December 7, 2021


There’s a recent business trend where companies are making big statements that seem designed to go viral. In today’s highly polarized environment, diving head first into the culture wars is an easy way to win a lot of free publicity. But is it a good business strategy? Only time will tell, but I see reasons to be cautious.

Some people are calling this trend woke capitalism, and I think that name is apt. These ads generally come from 20 (or 30) -something marketers who live in New York. In that woke bubble, polarizing culture war messages probably get a positive reception with lots of kudos for bravery, authenticy, and leadership. But what about the rest of the country? That’s where most of the customers are, and those bold advertising execs might find out later that they’re woefully out of touch with their market.

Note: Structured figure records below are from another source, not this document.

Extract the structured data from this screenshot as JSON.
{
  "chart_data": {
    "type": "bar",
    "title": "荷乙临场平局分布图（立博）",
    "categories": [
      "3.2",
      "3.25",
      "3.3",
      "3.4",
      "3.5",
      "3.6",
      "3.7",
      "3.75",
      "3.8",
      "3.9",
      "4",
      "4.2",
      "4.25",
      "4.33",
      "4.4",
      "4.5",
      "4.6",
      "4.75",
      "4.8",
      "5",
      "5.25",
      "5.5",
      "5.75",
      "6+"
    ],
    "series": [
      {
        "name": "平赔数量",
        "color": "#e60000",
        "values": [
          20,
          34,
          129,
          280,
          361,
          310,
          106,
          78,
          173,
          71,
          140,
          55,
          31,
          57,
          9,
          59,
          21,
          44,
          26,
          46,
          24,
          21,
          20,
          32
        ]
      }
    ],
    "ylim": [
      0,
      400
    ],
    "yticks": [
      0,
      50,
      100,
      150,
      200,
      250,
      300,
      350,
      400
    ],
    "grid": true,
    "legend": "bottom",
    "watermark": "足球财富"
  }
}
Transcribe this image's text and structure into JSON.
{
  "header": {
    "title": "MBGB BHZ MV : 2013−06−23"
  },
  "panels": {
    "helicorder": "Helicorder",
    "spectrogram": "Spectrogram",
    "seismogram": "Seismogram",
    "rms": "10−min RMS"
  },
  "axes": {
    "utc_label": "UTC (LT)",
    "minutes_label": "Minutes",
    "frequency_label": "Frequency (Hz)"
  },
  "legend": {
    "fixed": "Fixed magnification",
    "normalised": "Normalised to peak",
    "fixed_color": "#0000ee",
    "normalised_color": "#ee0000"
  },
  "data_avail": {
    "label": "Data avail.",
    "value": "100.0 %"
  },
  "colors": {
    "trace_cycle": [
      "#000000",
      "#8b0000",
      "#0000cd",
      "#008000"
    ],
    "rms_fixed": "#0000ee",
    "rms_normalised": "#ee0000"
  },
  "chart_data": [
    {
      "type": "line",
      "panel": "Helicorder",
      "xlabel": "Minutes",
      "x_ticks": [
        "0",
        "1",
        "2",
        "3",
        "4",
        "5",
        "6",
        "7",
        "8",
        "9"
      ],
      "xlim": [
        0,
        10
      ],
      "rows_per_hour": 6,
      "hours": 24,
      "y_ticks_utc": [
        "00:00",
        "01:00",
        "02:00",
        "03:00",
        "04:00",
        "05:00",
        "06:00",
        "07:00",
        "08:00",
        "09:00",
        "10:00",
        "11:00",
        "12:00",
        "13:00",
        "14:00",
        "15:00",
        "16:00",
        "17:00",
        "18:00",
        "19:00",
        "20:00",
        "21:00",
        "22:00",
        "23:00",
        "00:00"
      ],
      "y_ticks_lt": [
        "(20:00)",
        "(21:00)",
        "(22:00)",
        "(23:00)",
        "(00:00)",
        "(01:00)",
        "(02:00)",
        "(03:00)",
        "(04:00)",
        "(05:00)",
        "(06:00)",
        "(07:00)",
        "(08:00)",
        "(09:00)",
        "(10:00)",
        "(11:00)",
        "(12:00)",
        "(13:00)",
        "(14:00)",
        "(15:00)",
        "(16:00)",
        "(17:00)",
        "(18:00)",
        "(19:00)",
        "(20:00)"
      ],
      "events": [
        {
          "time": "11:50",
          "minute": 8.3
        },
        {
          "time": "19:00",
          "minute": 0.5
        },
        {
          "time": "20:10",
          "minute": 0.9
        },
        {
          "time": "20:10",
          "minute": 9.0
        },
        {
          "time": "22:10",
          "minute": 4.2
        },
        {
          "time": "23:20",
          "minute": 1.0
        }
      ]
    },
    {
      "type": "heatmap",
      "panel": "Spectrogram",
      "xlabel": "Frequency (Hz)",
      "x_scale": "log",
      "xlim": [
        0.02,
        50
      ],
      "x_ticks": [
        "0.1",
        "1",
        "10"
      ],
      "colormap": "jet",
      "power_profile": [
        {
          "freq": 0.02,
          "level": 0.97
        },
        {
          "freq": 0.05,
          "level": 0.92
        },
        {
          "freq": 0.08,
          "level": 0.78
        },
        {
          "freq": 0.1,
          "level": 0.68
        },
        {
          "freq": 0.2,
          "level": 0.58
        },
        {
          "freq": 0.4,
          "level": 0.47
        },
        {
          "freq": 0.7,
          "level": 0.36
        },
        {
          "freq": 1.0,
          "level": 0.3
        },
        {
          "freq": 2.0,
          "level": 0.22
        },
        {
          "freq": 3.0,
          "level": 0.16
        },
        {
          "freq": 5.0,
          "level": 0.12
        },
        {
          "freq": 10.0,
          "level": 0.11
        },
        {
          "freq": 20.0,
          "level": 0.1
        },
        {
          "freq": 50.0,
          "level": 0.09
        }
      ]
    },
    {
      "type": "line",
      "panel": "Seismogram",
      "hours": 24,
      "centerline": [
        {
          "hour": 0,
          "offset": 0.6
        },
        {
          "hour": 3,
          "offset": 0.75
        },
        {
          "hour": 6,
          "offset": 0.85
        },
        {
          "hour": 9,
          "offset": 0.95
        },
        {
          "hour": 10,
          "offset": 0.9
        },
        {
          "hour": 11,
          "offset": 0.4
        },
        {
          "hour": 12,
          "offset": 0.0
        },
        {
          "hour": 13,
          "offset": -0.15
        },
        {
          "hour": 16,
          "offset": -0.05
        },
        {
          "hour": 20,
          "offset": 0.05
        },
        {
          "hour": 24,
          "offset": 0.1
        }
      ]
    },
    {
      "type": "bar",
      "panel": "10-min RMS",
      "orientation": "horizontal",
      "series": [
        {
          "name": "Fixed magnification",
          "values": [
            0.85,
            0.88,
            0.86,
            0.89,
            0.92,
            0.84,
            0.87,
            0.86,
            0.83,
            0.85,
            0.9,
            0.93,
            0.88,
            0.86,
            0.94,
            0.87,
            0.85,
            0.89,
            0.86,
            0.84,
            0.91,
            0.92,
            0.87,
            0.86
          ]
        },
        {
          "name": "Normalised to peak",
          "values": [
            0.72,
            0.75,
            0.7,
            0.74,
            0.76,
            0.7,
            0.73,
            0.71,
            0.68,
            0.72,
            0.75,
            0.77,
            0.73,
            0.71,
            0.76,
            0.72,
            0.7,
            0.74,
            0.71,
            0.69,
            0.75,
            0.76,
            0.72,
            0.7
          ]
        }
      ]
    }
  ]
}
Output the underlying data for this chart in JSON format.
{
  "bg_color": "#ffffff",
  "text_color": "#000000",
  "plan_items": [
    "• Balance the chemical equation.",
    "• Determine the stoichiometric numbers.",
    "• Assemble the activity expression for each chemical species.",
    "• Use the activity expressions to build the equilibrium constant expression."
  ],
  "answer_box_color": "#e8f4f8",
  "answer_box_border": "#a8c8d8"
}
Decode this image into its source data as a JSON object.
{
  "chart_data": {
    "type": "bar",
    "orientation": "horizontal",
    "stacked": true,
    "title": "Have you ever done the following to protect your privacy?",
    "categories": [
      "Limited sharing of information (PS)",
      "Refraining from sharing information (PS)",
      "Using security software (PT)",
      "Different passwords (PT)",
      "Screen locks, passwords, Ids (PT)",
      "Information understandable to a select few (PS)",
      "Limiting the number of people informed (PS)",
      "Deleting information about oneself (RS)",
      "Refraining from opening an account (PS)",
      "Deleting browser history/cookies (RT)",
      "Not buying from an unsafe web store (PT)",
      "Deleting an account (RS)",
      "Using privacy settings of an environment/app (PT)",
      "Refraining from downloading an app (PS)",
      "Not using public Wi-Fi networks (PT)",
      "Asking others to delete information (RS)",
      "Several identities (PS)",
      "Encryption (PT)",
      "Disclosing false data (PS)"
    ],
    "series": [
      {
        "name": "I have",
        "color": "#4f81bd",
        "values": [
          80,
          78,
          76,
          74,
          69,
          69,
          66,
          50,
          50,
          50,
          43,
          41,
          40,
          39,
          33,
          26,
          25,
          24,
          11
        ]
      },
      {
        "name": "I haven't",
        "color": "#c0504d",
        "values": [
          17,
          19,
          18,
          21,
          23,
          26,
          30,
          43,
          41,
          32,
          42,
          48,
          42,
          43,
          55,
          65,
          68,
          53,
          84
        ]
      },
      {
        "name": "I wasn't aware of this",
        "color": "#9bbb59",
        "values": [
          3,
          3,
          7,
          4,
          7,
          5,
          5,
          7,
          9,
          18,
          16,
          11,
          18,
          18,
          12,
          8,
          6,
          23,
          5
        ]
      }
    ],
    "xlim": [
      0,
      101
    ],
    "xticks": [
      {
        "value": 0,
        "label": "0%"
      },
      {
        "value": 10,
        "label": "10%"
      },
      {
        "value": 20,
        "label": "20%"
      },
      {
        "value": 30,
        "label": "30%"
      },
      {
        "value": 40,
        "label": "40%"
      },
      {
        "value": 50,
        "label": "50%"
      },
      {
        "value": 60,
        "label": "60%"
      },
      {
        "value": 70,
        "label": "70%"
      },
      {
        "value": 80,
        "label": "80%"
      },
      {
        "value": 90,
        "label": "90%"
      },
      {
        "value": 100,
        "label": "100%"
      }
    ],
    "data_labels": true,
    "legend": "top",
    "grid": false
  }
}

Gillette gave us the clearest example of this culture war advertising with their recent ad decrying “toxic masculinity.” Their advertisement succeeded in going viral — it has now been viewed tens of millions of times (and still counting) on social media. The marketing executives behind the ad created a big spike in brand exposure, well beyond what you could normally hope for by purchasing airtime. I imagine they count this as a big win.

While this might be a huge success for marketers, the value to Gillette is less certain. Shareholders don’t usually care about making waves. They want earnings, and advertising exists to boost sales. Among their current customers, there are likely some people who were turned off by this ad and might decide to look for a new brand. Existing customers who liked the message are unlikely to increase their razor consumption, so Gillette is betting that their message will bring in new customers.

I don’t know how many people pick their consumer products based on cultural and political positioning. Are they a big enough group to offset the likely loss of annoyed customers? Is Gillette planning to continue this virtue-signaling marketing strategy? There will always be more issues, so this strategy might not be very sustainable. What happens when they pick the “wrong” message in a future debate? They run the risk of gaining just a few fickle customers for a short period.

It’s possible that these companies really stand for something and they want their customers to know it. But it might also be that some companies face tough competition and are hoping that a wave of attention will help restore their lost market dominance. Will viral publicity and culture war marketing turn into a big win for investors? I’m interested to see how it all plays out.